The CLAW meeting has a very unwelcome crasher, though. Her name is Vivian Caldwell, and she claims that she was actually the first woman to go over the falls in the barrel. She and Millie were (unbeknownst to Vivian at the time) both dating the same sleazy manager, and he orchestrated it so that once Vivian made it over the falls, the more glamorous Millie would pop up and take all the credit. Millie admits that this is true, but she really, really doesn’t want the truth to get out. As previously mentioned, Mahandra is firmly on Millie’s side. She still sees Millie as a legend and doesn’t want to stop all over Niagara history. She drags poor, naïve Eric into the whole mess, too. The absurdity of the big feud just builds and builds until Mahandra, Millie, and Eric are stealing the “real” barrel from Vivian’s back yard and plotting their own over the falls stunt. Millie figures that she can ex post facto make the legend true by going over the falls now. It’s pretty obvious that going over Niagara Falls in a wooden barrel with nothing for protection but a pillow is a very bad, likely fatal idea, but Millie is driven, Mahandra is egging her on, and Eric is powerless to do anything about it.

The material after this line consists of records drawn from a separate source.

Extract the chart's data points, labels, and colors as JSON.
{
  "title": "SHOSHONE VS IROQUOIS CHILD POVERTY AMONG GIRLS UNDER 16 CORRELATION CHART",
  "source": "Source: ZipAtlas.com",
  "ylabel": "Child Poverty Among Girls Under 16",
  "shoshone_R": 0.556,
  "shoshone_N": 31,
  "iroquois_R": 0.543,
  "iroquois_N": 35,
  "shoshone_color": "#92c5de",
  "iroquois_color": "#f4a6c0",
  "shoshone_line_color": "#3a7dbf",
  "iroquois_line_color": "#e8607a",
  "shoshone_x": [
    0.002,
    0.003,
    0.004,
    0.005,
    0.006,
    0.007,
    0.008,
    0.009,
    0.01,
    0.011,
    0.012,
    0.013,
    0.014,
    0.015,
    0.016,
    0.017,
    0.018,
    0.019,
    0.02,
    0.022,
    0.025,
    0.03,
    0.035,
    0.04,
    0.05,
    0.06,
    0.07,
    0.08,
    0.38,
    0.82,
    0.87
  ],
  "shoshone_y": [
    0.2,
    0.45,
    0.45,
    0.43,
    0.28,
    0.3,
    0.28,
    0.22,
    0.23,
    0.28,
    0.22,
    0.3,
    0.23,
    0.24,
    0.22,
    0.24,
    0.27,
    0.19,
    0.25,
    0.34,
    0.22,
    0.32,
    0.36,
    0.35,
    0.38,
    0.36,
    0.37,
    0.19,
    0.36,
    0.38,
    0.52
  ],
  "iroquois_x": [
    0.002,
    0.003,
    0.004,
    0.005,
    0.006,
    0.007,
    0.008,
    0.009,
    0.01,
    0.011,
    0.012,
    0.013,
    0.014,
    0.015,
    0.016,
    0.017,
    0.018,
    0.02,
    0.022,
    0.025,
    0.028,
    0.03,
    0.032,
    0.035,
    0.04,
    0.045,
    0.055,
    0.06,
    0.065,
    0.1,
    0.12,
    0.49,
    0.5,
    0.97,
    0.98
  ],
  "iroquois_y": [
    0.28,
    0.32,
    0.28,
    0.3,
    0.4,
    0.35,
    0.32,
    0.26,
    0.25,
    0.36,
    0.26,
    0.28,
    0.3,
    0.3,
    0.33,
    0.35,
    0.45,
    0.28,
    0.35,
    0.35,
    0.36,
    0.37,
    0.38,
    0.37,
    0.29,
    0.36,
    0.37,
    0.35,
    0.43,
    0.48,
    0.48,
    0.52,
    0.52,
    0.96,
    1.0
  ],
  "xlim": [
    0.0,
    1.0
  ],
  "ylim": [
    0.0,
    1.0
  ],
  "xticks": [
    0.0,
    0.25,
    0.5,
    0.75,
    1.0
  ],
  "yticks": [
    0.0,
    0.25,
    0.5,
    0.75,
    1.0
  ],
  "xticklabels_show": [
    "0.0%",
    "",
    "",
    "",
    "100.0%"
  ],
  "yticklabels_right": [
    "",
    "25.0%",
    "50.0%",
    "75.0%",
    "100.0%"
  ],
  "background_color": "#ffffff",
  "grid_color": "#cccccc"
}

Jaye and Vivian head towards the water to try and stop the insanity, but when they see a smashed up barrel float by, they think they’re too late. Back at Vivian’s house, Jaye and Vivian realize that all was not as it seemed. Mahandra and Eric are sitting on the front porch, and Millie is in the kitchen. Millie starts apologizing to Vivian, but just as she’s getting into a nice speech about how there is still time left to make things right, she slumps in her chair, dead. I think that all of these events, particularly Jaye spending time with Vivian, helped Jaye to see where she could be in a few decades if she stayed on the same prickly, uber-cynical path. Deep down, I don’t think she really wants to be the angry lady who never got out of Niagara.

The end of the episode provides a rather creative resolution to the Muses’ command to “give it back to her.” We see a funeral just attended by Jaye, Mahandra, Eric, and Vivian, and we figure it must be for Millie. The pastor, however, gives a eulogy for Vivian. Vivian and Millie have essentially traded places, and Vivian is now going to go on a national over the falls in a barrel tour for CLAW using Millie’s name. Strangely, nobody who knows the truth seems to have much of a problem with this. It does, however, pretty well demonstrate Jaye going to more and more extreme lengths to placate the Muses. Now she’s willing to assist in a pretty major fraud. Jaye and Eric pouring the real Millie’s ashes into the water so she can finally actually go over the falls provided an appropriately bittersweet end to the episode.